Foram identificadas 200 casas

A Associação Saber Compreender, que apoia sem-abrigo no Porto, identificou 200 casas abandonadas dentro das quais moram cerca de 400 pessoas, indicaram esta noite os responsáveis, numa iniciativa em que o Bloco de Esquerda (BE) participou como convidado.

O divórcio e um crédito relativo a habitação lançou na rua Raquel (nome fictício), de 40 anos. Vive numa casa abandonada sem água nem luz e desde 2009 não tem qualquer rendimento, socorrendo-se da alimentação e das roupas oferecidas pelas associações e dos duches da chamada Casa da Rua, na zona da Batalha, onde às vezes tem de esperar que outras 20 ou 30 pessoas terminem para ter 15 a 20 minutos de água.

“A questão da morada é o mais difícil. Não ter morada faz com que o Rendimento Social de Inserção (RSI) não seja renovado”, refere, quando questionada sobre qual a principal necessidade de quem vive na rua.

A “reivindicação” de Raquel vai ao encontro do que o BE quer ver implementado porque a renovação automática do RSI já consta do Orçamento do Estado mas ainda não está em prática.

A porta-voz dos bloquistas, Catarina Martins, que acompanhou a iniciativa da Saber Compreender, diz ainda ser “urgente” a criação de alojamento público temporário, denunciando que “muitas pessoas são obrigadas a residir em pensões muito degradadas ou muito caras”.

Para o deputado do BE José Soeiro, é “necessário” que se criem “os chamados hotéis sociais” e “condições de acesso a balneários públicos”, isto “já para não falar da revisão das contas que se misturam com o RSI”, um apoio social que atualmente é de 180 euros.

“A política não é de regra e esquadro. É preciso ouvir as pessoas e perceber o que se passa, perceber quais são os problemas para podermos criar soluções que respondam efetivamente”, disse Catarina Martins, vincando que a 17 de maio vai decorrer na Assembleia da República uma audição com as associações de todo o país que lidam com estas situações.

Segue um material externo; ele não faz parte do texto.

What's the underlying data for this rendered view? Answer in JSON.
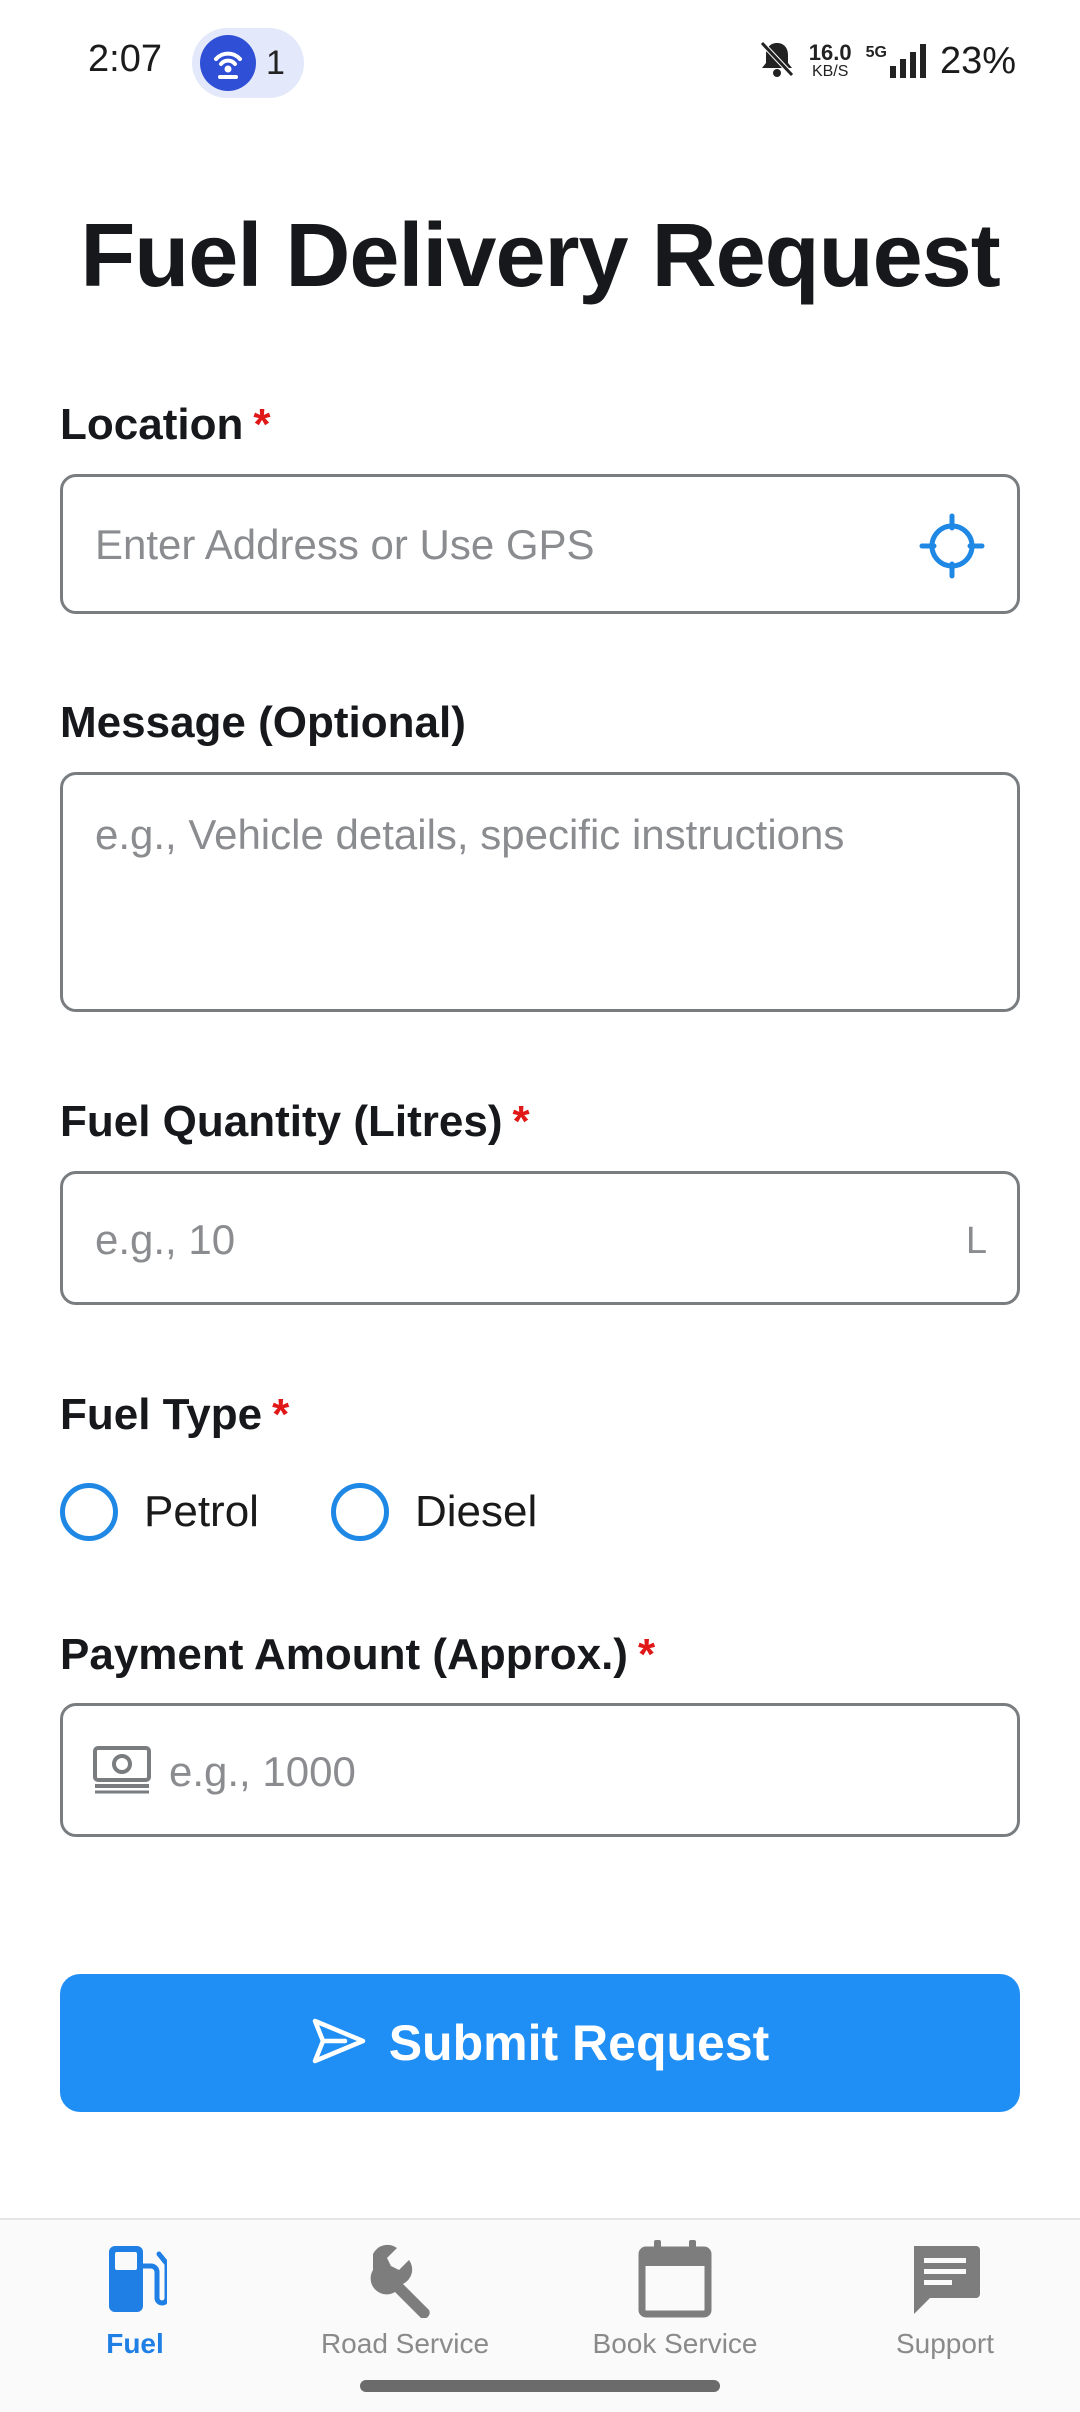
{
  "status_bar": {
    "time": "2:07",
    "hotspot_count": "1",
    "speed_value": "16.0",
    "speed_unit": "KB/S",
    "network": "5G",
    "battery": "23%"
  },
  "page": {
    "title": "Fuel Delivery Request"
  },
  "form": {
    "location": {
      "label": "Location",
      "required_mark": "*",
      "placeholder": "Enter Address or Use GPS",
      "gps_icon": "crosshair-gps-icon"
    },
    "message": {
      "label": "Message (Optional)",
      "placeholder": "e.g., Vehicle details, specific instructions"
    },
    "fuel_quantity": {
      "label": "Fuel Quantity (Litres)",
      "required_mark": "*",
      "placeholder": "e.g., 10",
      "suffix": "L"
    },
    "fuel_type": {
      "label": "Fuel Type",
      "required_mark": "*",
      "options": [
        "Petrol",
        "Diesel"
      ]
    },
    "payment": {
      "label": "Payment Amount (Approx.)",
      "required_mark": "*",
      "placeholder": "e.g., 1000",
      "icon": "cash-icon"
    },
    "submit_label": "Submit Request"
  },
  "bottom_nav": {
    "items": [
      {
        "label": "Fuel",
        "icon": "fuel-pump-icon",
        "active": true
      },
      {
        "label": "Road Service",
        "icon": "wrench-icon",
        "active": false
      },
      {
        "label": "Book Service",
        "icon": "calendar-icon",
        "active": false
      },
      {
        "label": "Support",
        "icon": "chat-icon",
        "active": false
      }
    ]
  },
  "colors": {
    "primary": "#1f8ff5",
    "required": "#e01818",
    "nav_active": "#1f7fe5",
    "nav_inactive": "#7d7d7d"
  }
}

Por iniciativa do BE, foi aprovado um projeto de resolução que pede que seja reativada a Estratégia Nacional para a Inclusão de Pessoas Sem-Abrigo, um programa “travado” pelo anterior Governo PSD/CDS-PP “quando deveria ter entrado em fase de avaliação”, criticaram os dois deputados bloquistas.

A criação de uma lavandaria e de um balneário públicos na baixa do Porto são exatamente os “sonhos” da Associação Saber Compreender, constituída há cerca de meio ano e que integra voluntários, alguns dos quais ex-sem-abrigo.

Distribuem de 15 em 15 dias ‘kits’ de comida – esta noite havia fruta, água, sumo e bolo – de acordo com as doações que têm e roupa, mas “acima de tudo distribuem abraços”, resumiu Raquel.

Um levantamento feito por esta associação revelou que existem cerca de 400 pessoas a viver em cerca de 200 casas abandonadas da baixa do Porto.

“Há famílias a viver nessas casas”, disse a responsável Dora Matos.

Dados da rede NPISA – Núcleo de Planeamento e Implementação Sem-Abrigo apontam para 2.000 pessoas em situação de sem-abrigo no Porto, cem das quais a viver na rua já sinalizadas por associações, 400 em casas abandonadas e as restantes em “respostas temporárias” da Segurança Social (pensões ou albergues).

A Associação Saber Compreender quer ser mais do que uma estrutura que “passa e distribui comida”: “Ajudamos junto da Segurança Social a tratarem de documentos, aconselhamos ajuda médica, fazemos acompanhamento para que não se sintam desamparados”, contou a responsável, que desempenha funções ao lado de Cristian Georgescu, romeno, 37 anos, há cinco em Portugal.

É voluntário na Saber Compreender, um nome que assenta por completo ao seu caso, já que viveu na rua durante dois anos.

“Conheço esta realidade na primeira pessoa. Percebi que era voltando à rua como voluntário que melhor podia ajudar”, contou, descrevendo um cenário em que encontra “cada vez mais sem-abrigo novos no Porto” e defendendo a necessidade de “mais técnicos” e “melhores políticas sociais”.